View Full Version : The purton hulks:

Keith at Tregenna
15th May 2012, 07:25 PM
Going through old mail discovered this from 11/5/08, reminds me to double check all my old mail, I may have missed much.


They’re known as `Purton Hulks` though some of them are gone,

On the river Severn, remains are stretched along,

A strip of grassy land between two waterways,

The graveyard of old vessels, beached in former days.

One hundred years ago on a dark and stormy night,

Canal and river banks were breached by the nature’s might,

A call went out to plug the gaps so boats were duly beached,

Fighting back erosion till victory was reached.

Then it was a shingle shore but with passing of the years,

Eighty more old craft were used allaying local fears,

Holes were bored in several hulls so they filled up with spoil,

Gradually the bank enlarged by richness of the soil.

Fifteen cables long this bank, with many ships held fast,

An eerie grave of dinosaurs from our shipping past,

They fell pray to scavengers that hauled the bones of wood,

Stealing phosphor bronze and decks where seamen stood.

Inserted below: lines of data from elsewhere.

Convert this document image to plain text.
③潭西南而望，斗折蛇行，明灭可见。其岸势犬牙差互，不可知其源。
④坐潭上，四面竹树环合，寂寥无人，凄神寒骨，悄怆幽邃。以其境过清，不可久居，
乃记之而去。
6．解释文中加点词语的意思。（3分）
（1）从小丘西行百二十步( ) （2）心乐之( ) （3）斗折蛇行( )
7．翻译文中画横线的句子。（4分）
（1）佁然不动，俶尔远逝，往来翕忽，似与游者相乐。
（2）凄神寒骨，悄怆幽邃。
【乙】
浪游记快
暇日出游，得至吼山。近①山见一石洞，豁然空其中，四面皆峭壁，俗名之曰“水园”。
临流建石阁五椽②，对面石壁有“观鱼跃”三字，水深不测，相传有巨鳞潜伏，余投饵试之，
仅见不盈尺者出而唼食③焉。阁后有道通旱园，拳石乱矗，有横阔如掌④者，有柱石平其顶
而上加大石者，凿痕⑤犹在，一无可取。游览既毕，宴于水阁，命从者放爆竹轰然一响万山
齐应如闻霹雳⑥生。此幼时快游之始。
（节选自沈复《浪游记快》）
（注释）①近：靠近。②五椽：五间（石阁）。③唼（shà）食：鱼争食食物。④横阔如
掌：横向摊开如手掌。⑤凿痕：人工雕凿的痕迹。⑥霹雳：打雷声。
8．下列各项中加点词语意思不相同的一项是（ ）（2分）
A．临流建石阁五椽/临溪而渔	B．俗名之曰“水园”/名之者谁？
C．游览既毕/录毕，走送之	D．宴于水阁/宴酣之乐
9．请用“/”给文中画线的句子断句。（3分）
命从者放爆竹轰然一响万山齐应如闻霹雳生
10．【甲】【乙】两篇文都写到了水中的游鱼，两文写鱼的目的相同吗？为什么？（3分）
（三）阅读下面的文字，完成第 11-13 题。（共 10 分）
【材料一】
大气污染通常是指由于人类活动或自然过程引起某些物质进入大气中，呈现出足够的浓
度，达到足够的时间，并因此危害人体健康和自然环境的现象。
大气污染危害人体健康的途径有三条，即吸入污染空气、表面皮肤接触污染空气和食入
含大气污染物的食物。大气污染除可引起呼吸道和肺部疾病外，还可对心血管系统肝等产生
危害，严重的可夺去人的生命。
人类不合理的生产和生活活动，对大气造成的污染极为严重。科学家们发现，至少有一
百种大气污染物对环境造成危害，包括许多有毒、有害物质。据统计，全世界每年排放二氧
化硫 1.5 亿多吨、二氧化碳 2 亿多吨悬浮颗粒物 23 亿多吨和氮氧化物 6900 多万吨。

Bleached and brittle timbers are poking from the silt,

Lighters and some barges buried to the hilt,

Many more are visible but sinking every day,

Schooners and the others rotting where they lay.

There is the`Kathrine Ellen` once a gun boat runner,

Concrete rafts from early times before the D- Day summer,

A Kennet barge named `Harriett` her name still on her bows,

And the `Severn Collier` one of the latest trows.

They are among the vessels on top or just below,

The most valuable selection of craft we used to know,

A world wide rare collection is sinking in the ground,

And similar examples now hardly ever found.

Perhaps we can’t preserve them but protection is a must,

By developing a strategy through a kind of trust,

If it stops the vandals and keeps them out at last,

It will aid our social history of ships here unsurpassed.

J.Earl Oct.2008

After this narrow strip of land between the Gloucester & Sharpness Canal and the Severn estuary had threatened to give way, the canal company used old boats to strengthen the bank.

What were once abandoned hulks are now important pieces of waterway history.